Lip Sync and Facial Expressions

fter an initial research on different solutions to tackle lip sync and facial expressions a Comparison of the different viable solutions has been made which made us come to the conclusion that Salsa is the best candidate for implementing these features.

Due to the fact that these solutions charge license fees we did Provocative Prototyping to check whether an own implementation would be feasible. Based on the effort estimation and discussions we came to the conclusion that we propose the project to use Salsa.

 

Skin Response Analyzer

The first step in tackling such a problem is a thorough Literature Study. Skin Response has already been used for analysis of the arousement for decades. The most common way to work with the galvanic skin response is to analyze it manually. This is commonly used for biofeedback training in a therapeutic context. This research ensured that the galvanic skin response is interpretable, real-time available and the usage of the data is already widespread.

Further research defined how such an algorithm could work. There are multiple algorithms for interpreting skin response. Most of these algorithms split the signal into two components: phasic and tonic. Tonic is the constant change of the signal, this part increases slowly and will decrease gradually back to the base level. Phasic is an impulse indicating an event which aroused the person.
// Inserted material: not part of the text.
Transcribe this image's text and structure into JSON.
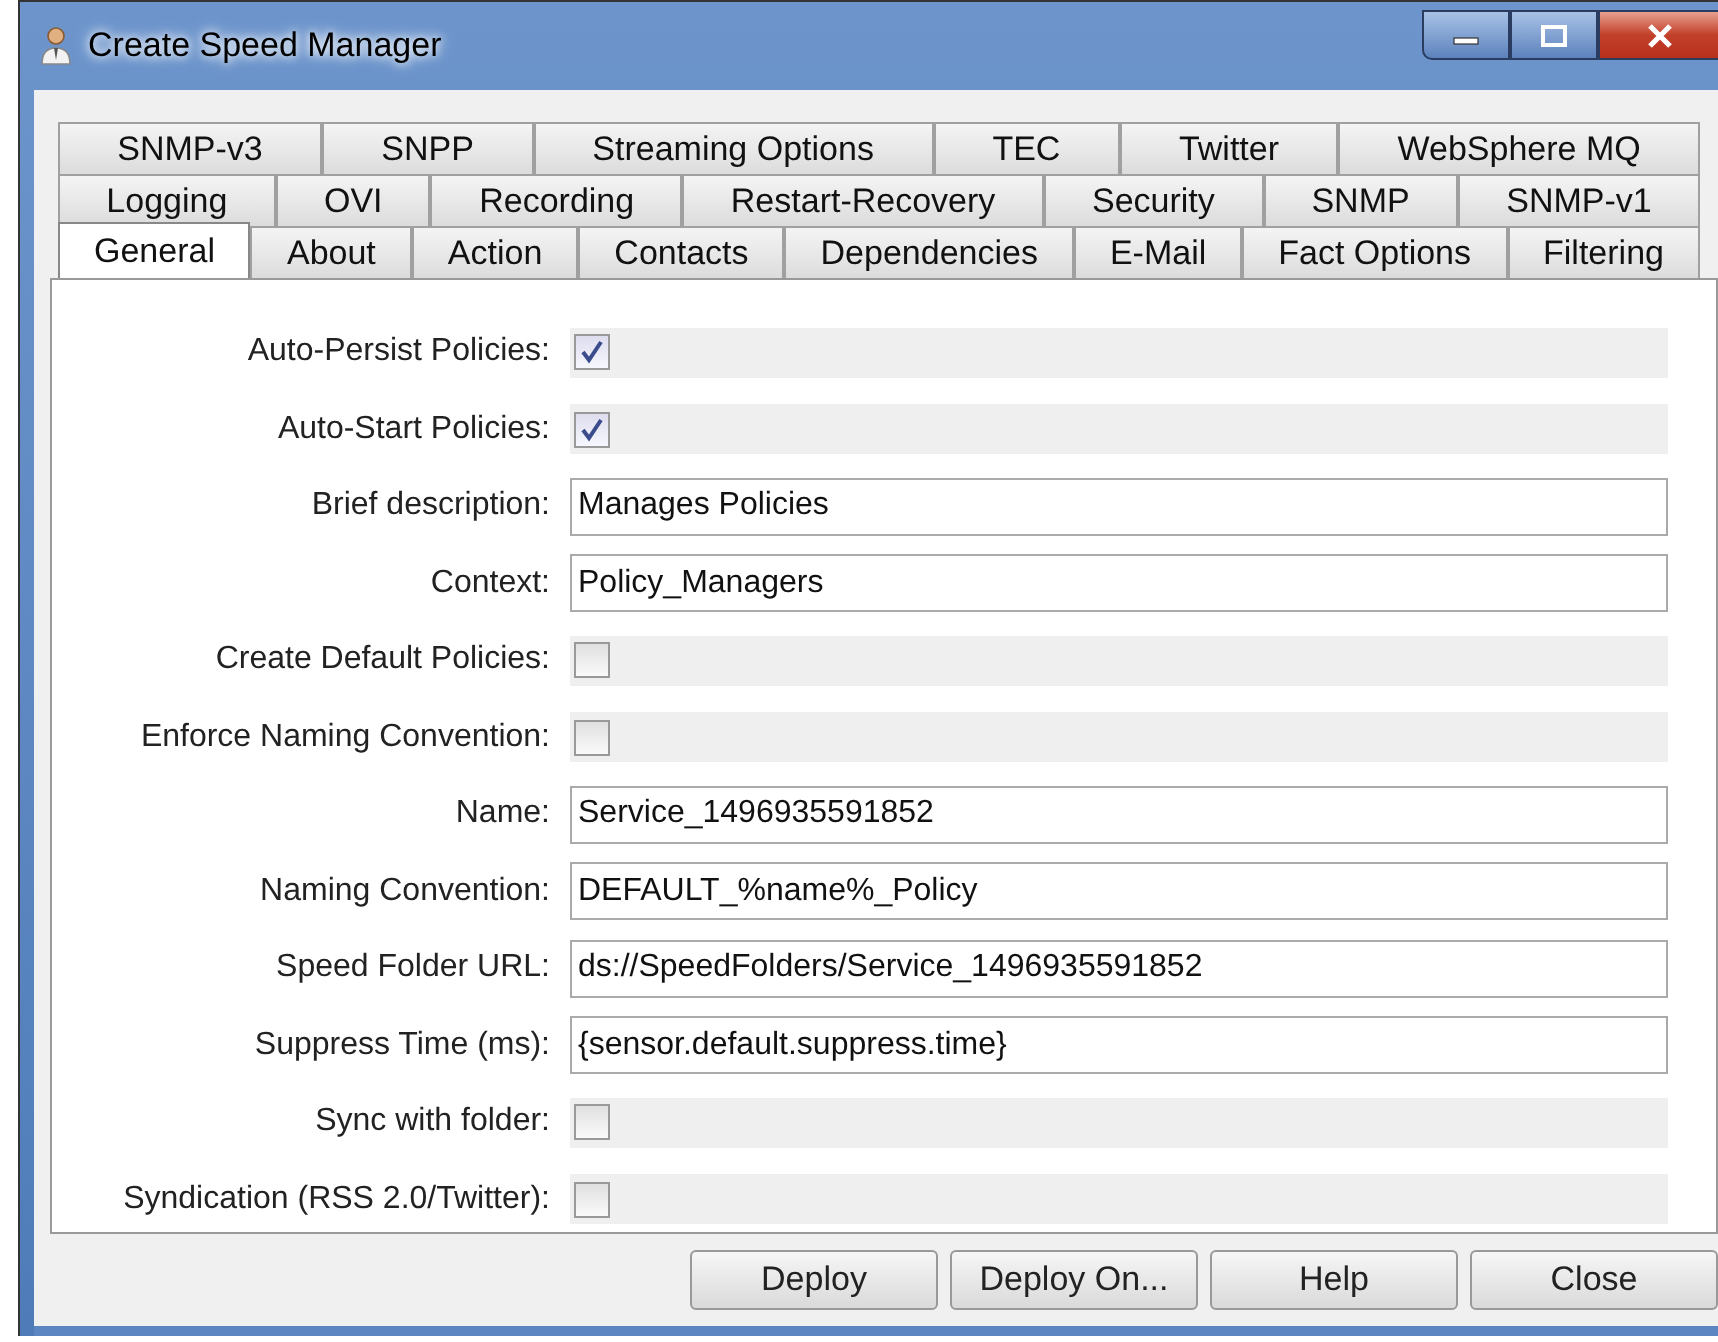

It also showed that the use case of analyzing data in real-time - in comparison to analyzing after a certain session - is less widespread which is the reason a custom algorithm for the needs of the simulation had to be implemented.

In order to be able to test the effectiveness of such an algorithm primarily two entirely independent Proof of Concepts have been developed. These prototypes of the algorithm permitted to ensure that a meaningful analysis of the signal is feasible.

Based on the prototypes the end result (Described in “Result”) has been achieved and is in use.